API-based integrations

This method is generally considered to be the most secure, performant, and reliable.

It only allows clients that go through the proper authentication and authorization processes to access and sync payroll data; it allows you to sync payroll data in near real-time (or at other predefined time or event-based intervals); and it isn’t vulnerable to breaking based on simple actions like a UI-level change in an application.

File-based integrations

Exporting a file with payroll data and importing it into another system has its pros and cons.

For example, this option is always available for a potential payroll integration, while other approaches, like API integrations, aren’t (e.g., an endpoint isn’t available). However, file-based integrations don’t sync data frequently, which prevents your other systems, your product, or your customers’ non-payroll systems from accessing newly-added or modified payroll data.

Assisted integrations

This approach, coined by Finch, a unified API solution, basically tasks a 3rd-party (the integration vendor) with getting login credentials to your customers’ payroll systems, logging into these systems, copying certain fields, and then pasting this data into their platform. From there, the data can be normalized and then added to your product.
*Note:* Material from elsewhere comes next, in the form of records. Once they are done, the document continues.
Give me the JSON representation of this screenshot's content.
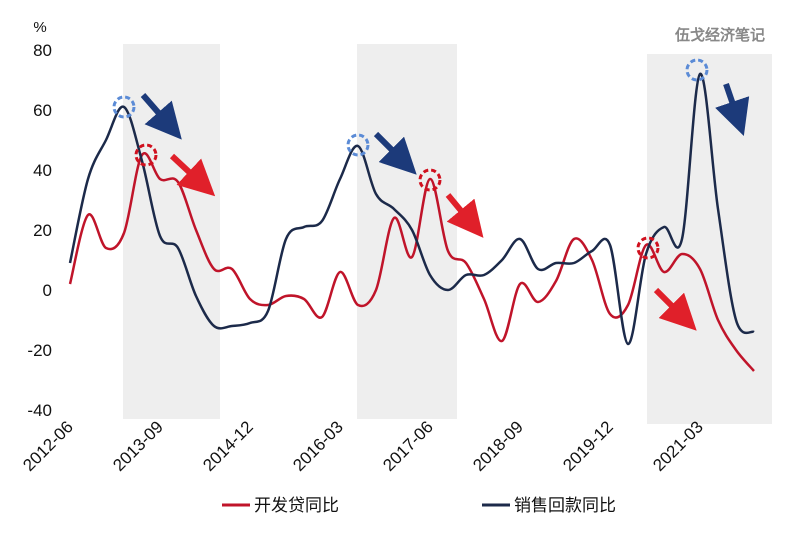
{
  "chart_data": {
    "type": "line",
    "unit": "%",
    "watermark": "伍戈经济笔记",
    "categories": [
      "2012-06",
      null,
      null,
      null,
      null,
      "2013-09",
      null,
      null,
      null,
      null,
      "2014-12",
      null,
      null,
      null,
      null,
      "2016-03",
      null,
      null,
      null,
      null,
      "2017-06",
      null,
      null,
      null,
      null,
      "2018-09",
      null,
      null,
      null,
      null,
      "2019-12",
      null,
      null,
      null,
      null,
      "2021-03",
      null,
      null,
      null
    ],
    "series": [
      {
        "name": "开发贷同比",
        "color": "#c0142a",
        "values": [
          2,
          25,
          14,
          19,
          45,
          37,
          36,
          20,
          7,
          7,
          -3,
          -5,
          -2,
          -3,
          -9,
          6,
          -5,
          0,
          24,
          11,
          37,
          13,
          9,
          -3,
          -17,
          2,
          -4,
          3,
          17,
          10,
          -8,
          -5,
          15,
          6,
          12,
          7,
          -10,
          -20,
          -27
        ]
      },
      {
        "name": "销售回款同比",
        "color": "#1c2a4a",
        "values": [
          9,
          37,
          50,
          61,
          43,
          18,
          14,
          -2,
          -12,
          -12,
          -11,
          -7,
          17,
          21,
          23,
          37,
          48,
          32,
          27,
          20,
          5,
          0,
          5,
          5,
          10,
          17,
          7,
          9,
          9,
          13,
          15,
          -18,
          12,
          21,
          17,
          72,
          27,
          -10,
          -14
        ]
      }
    ],
    "ylim": [
      -40,
      80
    ],
    "yticks": [
      -40,
      -20,
      0,
      20,
      40,
      60,
      80
    ]
  }
}
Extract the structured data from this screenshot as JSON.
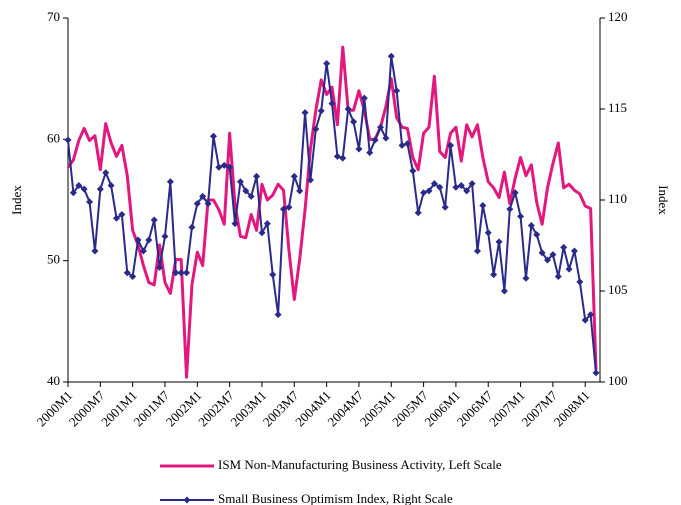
{
  "chart_data": {
    "type": "line",
    "categories": [
      "2000M1",
      null,
      null,
      null,
      null,
      null,
      "2000M7",
      null,
      null,
      null,
      null,
      null,
      "2001M1",
      null,
      null,
      null,
      null,
      null,
      "2001M7",
      null,
      null,
      null,
      null,
      null,
      "2002M1",
      null,
      null,
      null,
      null,
      null,
      "2002M7",
      null,
      null,
      null,
      null,
      null,
      "2003M1",
      null,
      null,
      null,
      null,
      null,
      "2003M7",
      null,
      null,
      null,
      null,
      null,
      "2004M1",
      null,
      null,
      null,
      null,
      null,
      "2004M7",
      null,
      null,
      null,
      null,
      null,
      "2005M1",
      null,
      null,
      null,
      null,
      null,
      "2005M7",
      null,
      null,
      null,
      null,
      null,
      "2006M1",
      null,
      null,
      null,
      null,
      null,
      "2006M7",
      null,
      null,
      null,
      null,
      null,
      "2007M1",
      null,
      null,
      null,
      null,
      null,
      "2007M7",
      null,
      null,
      null,
      null,
      null,
      "2008M1",
      null,
      null
    ],
    "ylabel": "Index",
    "y2label": "Index",
    "ylim": [
      40,
      70
    ],
    "yticks": [
      40,
      50,
      60,
      70
    ],
    "y2lim": [
      100,
      120
    ],
    "y2ticks": [
      100,
      105,
      110,
      115,
      120
    ],
    "series": [
      {
        "name": "ISM Non-Manufacturing Business Activity, Left Scale",
        "color": "#e2187f",
        "axis": "y",
        "values": [
          57.7,
          58.3,
          59.9,
          60.9,
          59.9,
          60.3,
          57.5,
          61.3,
          59.7,
          58.6,
          59.5,
          57.0,
          52.5,
          51.3,
          49.6,
          48.2,
          48.0,
          51.3,
          48.2,
          47.3,
          50.1,
          50.1,
          40.4,
          48.0,
          50.7,
          49.6,
          55.0,
          55.0,
          54.2,
          53.0,
          60.5,
          54.6,
          52.0,
          51.9,
          53.8,
          52.5,
          56.3,
          55.0,
          55.4,
          56.3,
          55.8,
          50.9,
          46.8,
          50.1,
          54.2,
          59.2,
          62.4,
          64.9,
          63.7,
          64.3,
          61.2,
          67.6,
          62.4,
          62.4,
          64.0,
          62.4,
          60.0,
          60.0,
          61.0,
          62.7,
          65.0,
          61.8,
          61.0,
          60.9,
          58.5,
          57.5,
          60.5,
          61.0,
          65.2,
          59.0,
          58.5,
          60.5,
          61.0,
          58.2,
          61.2,
          60.2,
          61.2,
          58.5,
          56.5,
          56.0,
          55.2,
          57.3,
          54.7,
          56.8,
          58.5,
          57.0,
          57.9,
          54.8,
          53.0,
          56.0,
          58.0,
          59.7,
          56.0,
          56.3,
          55.8,
          55.5,
          54.5,
          54.3,
          41.0
        ]
      },
      {
        "name": "Small Business Optimism Index, Right Scale",
        "color": "#2a2a8a",
        "axis": "y2",
        "marker": "diamond",
        "values": [
          113.3,
          110.4,
          110.8,
          110.6,
          109.9,
          107.2,
          110.6,
          111.5,
          110.8,
          109.0,
          109.2,
          106.0,
          105.8,
          107.8,
          107.2,
          107.8,
          108.9,
          106.3,
          108.0,
          111.0,
          106.0,
          106.0,
          106.0,
          108.5,
          109.8,
          110.2,
          109.8,
          113.5,
          111.8,
          111.9,
          111.8,
          108.7,
          111.0,
          110.5,
          110.2,
          111.3,
          108.2,
          108.7,
          105.9,
          103.7,
          109.5,
          109.6,
          111.3,
          110.5,
          114.8,
          111.1,
          113.9,
          114.9,
          117.5,
          115.3,
          112.4,
          112.3,
          115.0,
          114.3,
          112.8,
          115.6,
          112.6,
          113.3,
          114.0,
          113.4,
          117.9,
          116.0,
          113.0,
          113.1,
          111.6,
          109.3,
          110.4,
          110.5,
          110.9,
          110.7,
          109.6,
          113.0,
          110.7,
          110.8,
          110.5,
          110.9,
          107.2,
          109.7,
          108.2,
          105.9,
          107.7,
          105.0,
          109.5,
          110.4,
          109.1,
          105.7,
          108.6,
          108.1,
          107.1,
          106.7,
          107.0,
          105.8,
          107.4,
          106.2,
          107.2,
          105.5,
          103.4,
          103.7,
          100.5
        ]
      }
    ]
  }
}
How Finch's Assisted Integrations work

This approach takes several days, if not weeks, to be carried out, and, even more important, it creates significant security risks for your customers.

Payroll integration tools

Once you decide to implement payroll integrations, you’ll need to pick a platform to build and maintain them.

Your options largely depend on whether you’re looking to build internal and customer-facing integrations, so let’s review the tools in each category.

Payroll integration tools for internal use cases

You’ll likely choose between an integration platform as a service (iPaaS) and a robotic process automation (RPA) software.

An advantage of using an iPaaS is that they likely offer pre-built connectors for and automation templates with payroll systems, helping you build integrations and automations faster. The platform also supports API-based integrations, which are generally reliable and performant.

An RPA software, on the other hand, lets you connect to payroll systems at the UI level. This makes the platform more accessible than an iPaaS (as not every platform provides APIs or the specific endpoints you need). However, UI integrations can often be brittle, as a simple change in a platform’s UI can be all it takes to break the integration.

Related: How to implement financial integrations

Payroll integration tools for customer-facing use cases

You’ll likely decide between a unified API platform and an embedded iPaaS.

An embedded iPaaS is generally ineffective at supporting customer-facing integrations, as the platform forces you to build one integration at a time and requires technical expertise to use. Taken together, it’s generally difficult to scale your integration builds through the platform. 

A visualization of an embedded iPaaS

A unified API solution neatly addresses this by letting you add hundreds of integrations (including potentially dozens of payroll integrations) to your product through a single integration build.

A visualization of a unified API platform

Moreover, through Merge, the leading unified API platform, you’ll get access to a suite of integration Observability tooling to manage your integrations, advanced features to sync custom objects and fields, webhooks to sync data in real-time, and more.